Ну а ручей, его друг и провожатый, – что можно сказать о нем? Ручей – там, ниже по течению – должен впадать в реку или становиться рекой, большой или маленькой, и впадать в море.

У него перехватило дыхание. Он тупо уставился в огонь, полностью поглощенный внезапной мыслью о море, окруженном сумеречными берегами, о тьме, в которую бежит эта живая вода. Белые барашки волн в густеющих сумерках, а под ними – черные глубины и вокруг ночь. Ночь, и на небе все звезды.

И таким необъятным и мрачным было это видение, столь ужасной показалась мысль о звездах, что когда она прошла и он снова взглянул на знакомые скалы, пляж, деревья, ветки, на узорную тень листьев на песке, где лагерь, то все показалось ему маленьким, хрупким, будто игрушечным, а плоское ясное небо – очень странным.

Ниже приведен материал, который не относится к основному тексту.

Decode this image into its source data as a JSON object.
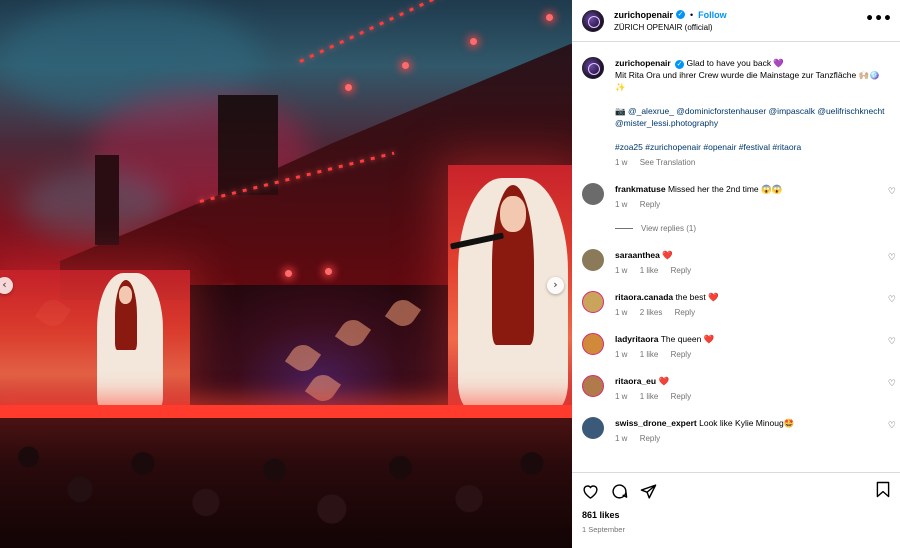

Про себя он часто называл эту страну вечерней из-за непреходящих сумерек, но теперь решил, что такое название не соответствует истине, ведь вечер – это время перемен, преддверие ночи.

Легкий ветерок подул вдоль ручья и сморщил воду в заводи. Снова пришла на ум картина: огромная горная страна, погруженная в сумерки, порог тьмы и серебряный ручей, стремящийся по склону горы вниз, к темноте, невесть с каких высот, с востока, оттуда, где занимается невообразимый день.

Он сидел в смятении, окруженный сумерками, чувствуя, что на мгновение ему приоткрылось нечто, делавшее для него эту воду священной.

– Мне надо пойти дальше, – прошептал он чуть слышно. Как и всегда, он говорил сам с собой вполголоса и за все это время вряд ли произнес больше одного слова или предложения зараз.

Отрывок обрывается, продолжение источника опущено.